Do employers and workplace cultures play a role in systemic, physical and attitudinal barriers? Sure, but what about the ability of service provider organizations and disability advocates to see barriers from the opposite angle? How much do they know about the ‘science’ of creating a productive, engaged and inclusive work culture – and how prepared are they to serve employer’s needs in this regard in order to create inclusion outcomes for the people they’re paid to serve?
I’ve been designing and overseeing employment inclusion services for people with disabilities for over 20 years and it has never struck me that employers need to be equipped to include prospective employees based on the variety of specific diagnoses and labels outlined in the DSM 5 (of which autism is 1 of 297). It has, however, struck me that employers need great talent matches for the positions they have available and that they often need help to source and effectively include that talent. Employer capacity for diversity and inclusion in the workplace is based on their knowledge of, and commitment to, healthy workplace cultures and leading edge practices in employee recruitment, orientation, engagement and mentorship. Is every employer at the top of their game with respect to healthy workplace cultures? Survey your working colleagues, friends and relatives for the hard answer.

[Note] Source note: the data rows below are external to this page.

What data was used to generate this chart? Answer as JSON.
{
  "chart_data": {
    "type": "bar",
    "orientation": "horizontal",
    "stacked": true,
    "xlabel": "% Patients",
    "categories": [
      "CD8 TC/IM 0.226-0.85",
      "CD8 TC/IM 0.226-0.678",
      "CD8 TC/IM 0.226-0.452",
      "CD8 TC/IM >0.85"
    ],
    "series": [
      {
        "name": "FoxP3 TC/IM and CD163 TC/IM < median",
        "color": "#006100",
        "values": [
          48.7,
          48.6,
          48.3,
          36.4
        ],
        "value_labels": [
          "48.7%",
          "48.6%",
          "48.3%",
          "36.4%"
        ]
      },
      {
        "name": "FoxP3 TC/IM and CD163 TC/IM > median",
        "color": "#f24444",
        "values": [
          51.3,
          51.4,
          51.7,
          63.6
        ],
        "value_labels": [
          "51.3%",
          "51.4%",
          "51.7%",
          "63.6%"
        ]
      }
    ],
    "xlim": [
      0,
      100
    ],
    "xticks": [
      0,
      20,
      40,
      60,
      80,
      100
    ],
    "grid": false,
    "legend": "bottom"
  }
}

Why would we expect employers to possess expertise in intellectual disabilities and psychological disorders in order to ‘ready themselves’ for this specific type of diversity? The mere suggestion that they should is reflective of an ongoing disconnect between advocates and community. Instead, why wouldn’t we support employers to become familiar with universal design implementation that can be utilized by any employer to be more effective with all employees including those with disabilities? The ability to discern what an employee is good at and what types of tasks they struggle with is a critical supervisory skill, so is workplace accommodation, so is clear communication, cultural agility and employee engagement. These are all extremely transferable, universal skills which can be utilized to on-board, mentor and include many diverse talent groups.

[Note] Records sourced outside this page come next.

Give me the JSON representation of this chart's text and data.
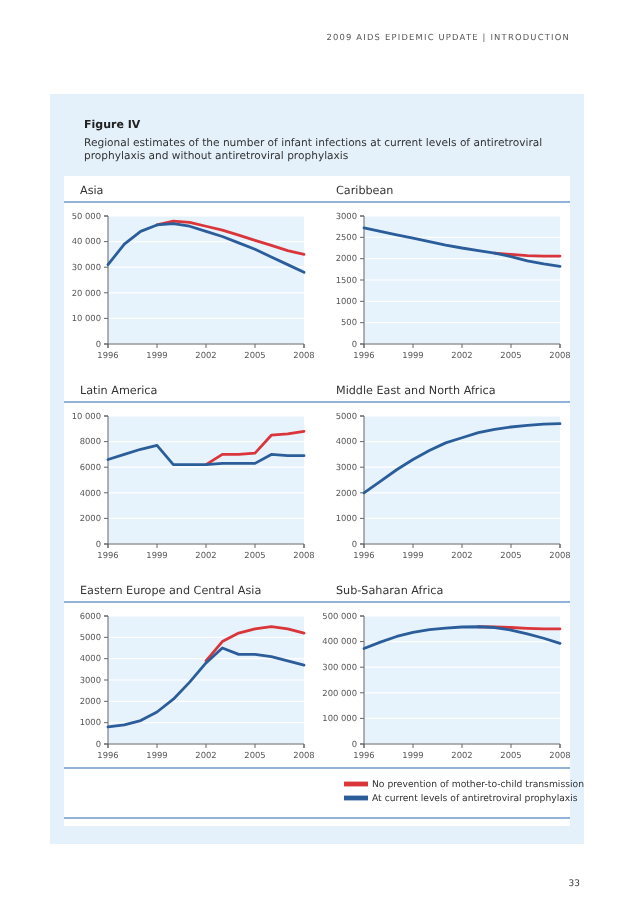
{
  "chart_data": [
    {
      "type": "line",
      "title": "Asia",
      "annotations": [
        "2009 AIDS EPIDEMIC UPDATE | INTRODUCTION",
        "Figure IV",
        "Regional estimates of the number of infant infections at current levels of antiretroviral prophylaxis and without antiretroviral prophylaxis",
        "33"
      ],
      "x": [
        1996,
        1997,
        1998,
        1999,
        2000,
        2001,
        2002,
        2003,
        2004,
        2005,
        2006,
        2007,
        2008
      ],
      "xlim": [
        1996,
        2008
      ],
      "xticks": [
        1996,
        1999,
        2002,
        2005,
        2008
      ],
      "ylim": [
        0,
        50000
      ],
      "yticks": [
        0,
        {
          "value": 10000,
          "label": "10 000"
        },
        {
          "value": 20000,
          "label": "20 000"
        },
        {
          "value": 30000,
          "label": "30 000"
        },
        {
          "value": 40000,
          "label": "40 000"
        },
        {
          "value": 50000,
          "label": "50 000"
        }
      ],
      "grid": "y",
      "series": [
        {
          "color": "#d9353a",
          "values": [
            null,
            null,
            null,
            46500,
            48000,
            47500,
            46000,
            44500,
            42500,
            40500,
            38500,
            36500,
            35000
          ]
        },
        {
          "color": "#2b5d9b",
          "values": [
            31000,
            39000,
            44000,
            46500,
            47000,
            46000,
            44000,
            42000,
            39500,
            37000,
            34000,
            31000,
            28000
          ]
        }
      ]
    },
    {
      "type": "line",
      "title": "Caribbean",
      "x": [
        1996,
        1997,
        1998,
        1999,
        2000,
        2001,
        2002,
        2003,
        2004,
        2005,
        2006,
        2007,
        2008
      ],
      "xlim": [
        1996,
        2008
      ],
      "xticks": [
        1996,
        1999,
        2002,
        2005,
        2008
      ],
      "ylim": [
        0,
        3000
      ],
      "yticks": [
        0,
        500,
        1000,
        1500,
        2000,
        2500,
        3000
      ],
      "grid": "y",
      "series": [
        {
          "color": "#d9353a",
          "values": [
            null,
            null,
            null,
            null,
            null,
            null,
            null,
            null,
            2130,
            2100,
            2070,
            2060,
            2060
          ]
        },
        {
          "color": "#2b5d9b",
          "values": [
            2720,
            2640,
            2560,
            2480,
            2400,
            2320,
            2250,
            2190,
            2130,
            2050,
            1950,
            1880,
            1820
          ]
        }
      ]
    },
    {
      "type": "line",
      "title": "Latin America",
      "x": [
        1996,
        1997,
        1998,
        1999,
        2000,
        2001,
        2002,
        2003,
        2004,
        2005,
        2006,
        2007,
        2008
      ],
      "xlim": [
        1996,
        2008
      ],
      "xticks": [
        1996,
        1999,
        2002,
        2005,
        2008
      ],
      "ylim": [
        0,
        10000
      ],
      "yticks": [
        0,
        2000,
        4000,
        6000,
        8000,
        {
          "value": 10000,
          "label": "10 000"
        }
      ],
      "grid": "y",
      "series": [
        {
          "color": "#d9353a",
          "values": [
            null,
            null,
            null,
            null,
            null,
            null,
            6200,
            7000,
            7000,
            7100,
            8500,
            8600,
            8800
          ]
        },
        {
          "color": "#2b5d9b",
          "values": [
            6600,
            7000,
            7400,
            7700,
            6200,
            6200,
            6200,
            6300,
            6300,
            6300,
            7000,
            6900,
            6900
          ]
        }
      ]
    },
    {
      "type": "line",
      "title": "Middle East and North Africa",
      "x": [
        1996,
        1997,
        1998,
        1999,
        2000,
        2001,
        2002,
        2003,
        2004,
        2005,
        2006,
        2007,
        2008
      ],
      "xlim": [
        1996,
        2008
      ],
      "xticks": [
        1996,
        1999,
        2002,
        2005,
        2008
      ],
      "ylim": [
        0,
        5000
      ],
      "yticks": [
        0,
        1000,
        2000,
        3000,
        4000,
        5000
      ],
      "grid": "y",
      "series": [
        {
          "color": "#2b5d9b",
          "values": [
            2000,
            2450,
            2900,
            3300,
            3650,
            3950,
            4150,
            4350,
            4480,
            4570,
            4630,
            4680,
            4700
          ]
        }
      ]
    },
    {
      "type": "line",
      "title": "Eastern Europe and Central Asia",
      "x": [
        1996,
        1997,
        1998,
        1999,
        2000,
        2001,
        2002,
        2003,
        2004,
        2005,
        2006,
        2007,
        2008
      ],
      "xlim": [
        1996,
        2008
      ],
      "xticks": [
        1996,
        1999,
        2002,
        2005,
        2008
      ],
      "ylim": [
        0,
        6000
      ],
      "yticks": [
        0,
        1000,
        2000,
        3000,
        4000,
        5000,
        6000
      ],
      "grid": "y",
      "series": [
        {
          "color": "#d9353a",
          "values": [
            null,
            null,
            null,
            null,
            null,
            null,
            3900,
            4800,
            5200,
            5400,
            5500,
            5400,
            5200
          ]
        },
        {
          "color": "#2b5d9b",
          "values": [
            800,
            900,
            1100,
            1500,
            2100,
            2900,
            3800,
            4500,
            4200,
            4200,
            4100,
            3900,
            3700
          ]
        }
      ]
    },
    {
      "type": "line",
      "title": "Sub-Saharan Africa",
      "x": [
        1996,
        1997,
        1998,
        1999,
        2000,
        2001,
        2002,
        2003,
        2004,
        2005,
        2006,
        2007,
        2008
      ],
      "xlim": [
        1996,
        2008
      ],
      "xticks": [
        1996,
        1999,
        2002,
        2005,
        2008
      ],
      "ylim": [
        0,
        500000
      ],
      "yticks": [
        0,
        {
          "value": 100000,
          "label": "100 000"
        },
        {
          "value": 200000,
          "label": "200 000"
        },
        {
          "value": 300000,
          "label": "300 000"
        },
        {
          "value": 400000,
          "label": "400 000"
        },
        {
          "value": 500000,
          "label": "500 000"
        }
      ],
      "grid": "y",
      "legend": "bottom",
      "series": [
        {
          "name": "No prevention of mother-to-child transmission",
          "color": "#d9353a",
          "values": [
            null,
            null,
            null,
            null,
            null,
            null,
            null,
            458000,
            457000,
            455000,
            452000,
            450000,
            450000
          ]
        },
        {
          "name": "At current levels of antiretroviral prophylaxis",
          "color": "#2b5d9b",
          "values": [
            373000,
            398000,
            420000,
            436000,
            447000,
            453000,
            457000,
            458000,
            455000,
            445000,
            430000,
            413000,
            393000
          ]
        }
      ]
    }
  ]
}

Before disability advocates express concern about what employers are prepared to do to serve our agenda, we should first endeavour to understand the critical elements of workplace leadership including culture, engagement, training, inclusion and retention. It is our collective mission to build the capacity of community and business to leverage diversity and create inclusive spaces for all. There are very few publicly funded entities so well positioned to do this as disability services – but we still struggle to effectively focus our advocacy on purposefully helping others to be inclusive. As a result, disability service organizations remain one of the least-accessed groups utilized by the business community to meet their diversity needs. The inclusion of the people we serve is waiting for us to get this right.